When you enter the Health and Wellbeing Centre in Barrowell Green, Winchmore Hill, one of the first smiles that greets you is that of Peri Emirali, one of North London Hospice’s volunteers.

Peri’s involvement with North London Hospice began three years ago when the charity cared for her mother Vasfiye following her diagnosis with pancreatic cancer.

Here Peri talks about how she became involved with the Hospice and what motivates her to give her time to a place that ‘enables people to live’.

“After mum was diagnosed with pancreatic cancer we were referred to the North London Hospice palliative care team. I didn’t know much about the Hospice then. One of the community nurses came to visit mum at her home in Edmonton and we talked about how she could support us in managing her pain and what her wishes were. She was so patient, kind and caring.

“Mum was invited to attend the Health and Wellbeing Centre and it was here that she met so many lovely people. She used to look forward to coming and socialising. She enjoyed the singalong’s, art and the great company. One of my fondest memories was of her singing along with the violinist in the centre’s living room.

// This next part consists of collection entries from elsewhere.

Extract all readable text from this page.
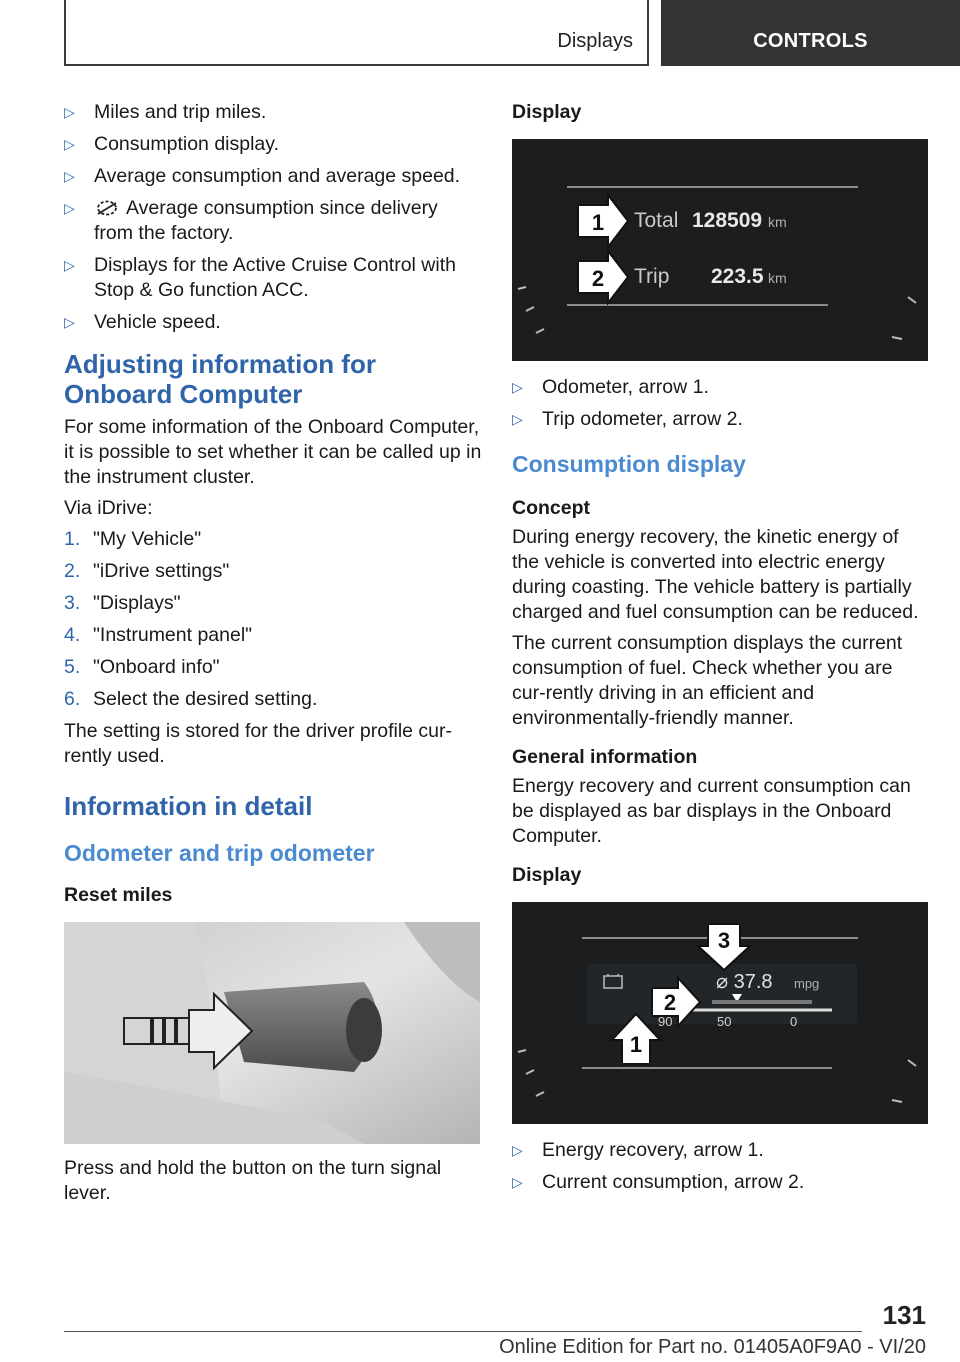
Displays	CONTROLS
▷ Miles and trip miles.
▷ Consumption display.
▷ Average consumption and average speed.
▷	Average consumption since delivery from the factory.
▷ Displays for the Active Cruise Control with Stop & Go function ACC.
▷ Vehicle speed.
Adjusting information for Onboard Computer

For some information of the Onboard Computer, it is possible to set whether it can be called up in the instrument cluster.

Via iDrive:

1. "My Vehicle"
2. "iDrive settings"
3. "Displays"
4. "Instrument panel"
5. "Onboard info"
6. Select the desired setting.

The setting is stored for the driver profile cur‐rently used.

Information in detail
Odometer and trip odometer
Reset miles

Press and hold the button on the turn signal lever.

Display
1 Total 128509 km
2 Trip 223.5 km
▷ Odometer, arrow 1.
▷ Trip odometer, arrow 2.
Consumption display
Concept

During energy recovery, the kinetic energy of the vehicle is converted into electric energy during coasting. The vehicle battery is partially charged and fuel consumption can be reduced.

The current consumption displays the current consumption of fuel. Check whether you are cur‐rently driving in an efficient and environmentally-friendly manner.

General information

Energy recovery and current consumption can be displayed as bar displays in the Onboard Computer.

Display
90	50	0
⌀ 37.8 mpg
3
2
1
▷ Energy recovery, arrow 1.
▷ Current consumption, arrow 2.
131
Online Edition for Part no. 01405A0F9A0 - VI/20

“On other days she was able to have acupuncture and reflexology to help relieve her pain. Mum found the centre calming and the staff very loving.

“Mum wanted to die at home and I knew that North London Hospice would support her when the time came. The Hospice enabled us as a family to have this choice. Mum wanted as much normality around her as possible. When it came to the end of her life she was surrounded by her family. She died comfortably surrounded by the people she loved.”

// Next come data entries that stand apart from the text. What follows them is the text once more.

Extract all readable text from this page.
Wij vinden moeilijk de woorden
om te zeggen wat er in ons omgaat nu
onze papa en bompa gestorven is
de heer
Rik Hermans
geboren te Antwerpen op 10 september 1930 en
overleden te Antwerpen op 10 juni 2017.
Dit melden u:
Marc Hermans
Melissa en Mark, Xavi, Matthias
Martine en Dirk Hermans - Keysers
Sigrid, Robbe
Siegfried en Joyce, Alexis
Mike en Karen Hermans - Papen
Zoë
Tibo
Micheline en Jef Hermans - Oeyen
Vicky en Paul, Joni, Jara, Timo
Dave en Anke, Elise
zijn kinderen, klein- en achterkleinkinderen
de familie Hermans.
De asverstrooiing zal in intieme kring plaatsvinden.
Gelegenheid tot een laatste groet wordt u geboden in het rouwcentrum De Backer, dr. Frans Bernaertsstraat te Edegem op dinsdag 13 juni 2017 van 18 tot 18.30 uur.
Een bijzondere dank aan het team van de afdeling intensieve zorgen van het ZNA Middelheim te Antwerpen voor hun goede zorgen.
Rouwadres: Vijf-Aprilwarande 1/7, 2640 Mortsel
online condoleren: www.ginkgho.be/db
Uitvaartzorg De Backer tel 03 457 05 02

“People mustn’t be frightened of the Hospice; it’s just a word that we’re conditioned to feel frightened of. I knew the first day that I entered through the Hospice’s doors that it was a place that I wanted to support. A year after mum’s death I applied to be a front of house volunteer at the Health and Wellbeing Centre and to offer my support with their social programme.

“The people who come here have a life-limiting illness but what I find is they are so positive and have such energy. It really rubs off on you. I love meeting the patients and their families. We always have a laugh and they tell me their stories. We sit and play dominoes, make cards and jewellery. The patients are all very special and that’s why we’re here, to make the unbearable bearable.

“People are given space, time and flexibility to talk through things with experts who know about living with quality of life not just about dying, and who know about dealing with the impact of a life-threatening illness, practically, emotionally, physically on every level. And that’s the support you get when you come to North London Hospice.”